Education nationale. Les programmes scolaires pourront différer selon les régions
Les académies intégreront dans leur offre éducative des paramètres qui changeront d'une région à une autre. L'autonomie dont elles jouiront leur permettra de fixer les heures de cours et les contenus de certains programmes scolaires…
La réduction du nombre d'académies régionales du ministère de l'Education nationale, qui passent de 16 à 12 académies, selon le nouveau découpage territorial, s'accompagne d'un renforcement de la gouvernance. «Ce travail est l'aboutissement de plusieurs mois de réflexion et de rencontres avec les différents acteurs concernés, depuis le mois d'avril 2015», a souligné Rachid Benmokhtar, lors d’un point de presse organisé ce lundi 22 février.
Concrètement, la nouvelle configuration entraînera un nouveau mode de gestion du domaine éducatif, en prenant en compte les différentes spécificités régionales.
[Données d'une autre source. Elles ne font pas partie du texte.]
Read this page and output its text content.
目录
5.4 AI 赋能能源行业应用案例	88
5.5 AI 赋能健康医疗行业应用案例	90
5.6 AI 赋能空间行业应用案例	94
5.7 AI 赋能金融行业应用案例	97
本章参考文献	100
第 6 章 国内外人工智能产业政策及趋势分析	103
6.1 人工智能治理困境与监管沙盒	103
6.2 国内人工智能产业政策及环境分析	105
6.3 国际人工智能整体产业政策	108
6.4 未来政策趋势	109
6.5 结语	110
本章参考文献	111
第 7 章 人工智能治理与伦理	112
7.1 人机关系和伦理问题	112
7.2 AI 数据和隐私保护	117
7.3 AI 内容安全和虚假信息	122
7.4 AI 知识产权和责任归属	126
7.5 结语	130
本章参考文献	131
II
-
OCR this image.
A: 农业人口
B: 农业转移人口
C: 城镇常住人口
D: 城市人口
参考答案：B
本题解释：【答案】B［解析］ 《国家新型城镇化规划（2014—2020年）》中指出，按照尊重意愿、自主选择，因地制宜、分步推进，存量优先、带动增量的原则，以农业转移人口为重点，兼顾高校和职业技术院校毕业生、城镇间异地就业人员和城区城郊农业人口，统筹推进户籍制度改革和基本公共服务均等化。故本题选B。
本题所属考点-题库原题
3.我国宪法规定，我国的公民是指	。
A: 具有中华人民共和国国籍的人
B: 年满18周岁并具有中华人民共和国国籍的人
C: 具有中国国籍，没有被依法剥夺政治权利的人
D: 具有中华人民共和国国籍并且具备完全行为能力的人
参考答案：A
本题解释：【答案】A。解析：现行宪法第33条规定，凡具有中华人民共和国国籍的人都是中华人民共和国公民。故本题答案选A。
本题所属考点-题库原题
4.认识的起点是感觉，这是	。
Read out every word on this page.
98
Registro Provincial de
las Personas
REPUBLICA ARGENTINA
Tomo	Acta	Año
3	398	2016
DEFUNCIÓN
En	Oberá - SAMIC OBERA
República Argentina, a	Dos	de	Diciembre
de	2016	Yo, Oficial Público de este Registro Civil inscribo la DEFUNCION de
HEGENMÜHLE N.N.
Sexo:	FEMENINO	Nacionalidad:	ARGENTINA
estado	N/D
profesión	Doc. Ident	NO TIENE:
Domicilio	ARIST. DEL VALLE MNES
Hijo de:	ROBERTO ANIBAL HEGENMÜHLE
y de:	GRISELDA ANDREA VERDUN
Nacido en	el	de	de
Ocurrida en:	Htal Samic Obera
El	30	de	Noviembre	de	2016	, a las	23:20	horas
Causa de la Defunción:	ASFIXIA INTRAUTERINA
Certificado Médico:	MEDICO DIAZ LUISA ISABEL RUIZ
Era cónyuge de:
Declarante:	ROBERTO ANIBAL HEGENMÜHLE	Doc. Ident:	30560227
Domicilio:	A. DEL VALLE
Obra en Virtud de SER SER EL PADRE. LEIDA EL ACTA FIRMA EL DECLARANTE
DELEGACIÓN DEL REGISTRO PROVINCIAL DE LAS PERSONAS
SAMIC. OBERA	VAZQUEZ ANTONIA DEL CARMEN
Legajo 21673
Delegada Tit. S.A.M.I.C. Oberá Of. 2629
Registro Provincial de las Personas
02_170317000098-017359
Ainsi, "les académies intégreront dans leur offre éducatives des paramètres différents d'une région à une autre. Elles jouiront d'une autonomie leur permettant de fixer les heures de cours, les contenus de certains programmes scolaires, l'environnement de la région, d'une manière plus adaptée aux spécificités sociales des régions concernées", promet Rachid Benmokhtar.
"La réorganisation des académies et des délégations régionales s'accompagnera de mesures qui impacteront les volets juridique, structurel et budgétaire", annonce le ministre dans son discours introductif.
Un programme de formation sera destiné aux cadres des académies, afin qu'ils soient en mesure de concrétiser les 32 projets prévus dans le cadre de la vision stratégique 2015-2030, ajoute Benmokhtar.
A ce propos, Abdelali El Akraba, directeur des affaires juridiques au ministère, a annoncé que le ministère de l'Education nationale a finalisé la mise en marche effective des académies régionales le 8 février dernier.
Ainsi, le nombre de divisions au niveau national a augmenté de 54%. Quant au nombre de services, ils sont portés à 804 au niveau national, soit une augmentation de 68%.
Cette réorganisation entraînera naturellement une augmentation du nombre de postes budgétaires dans le département de l'Education nationale. Toutefois, "ces organismes contribueront à améliorer l'efficacité et le rendement du système éducatif, ce qui permettra d'atteindre une efficience de la dépense", estime le ministre.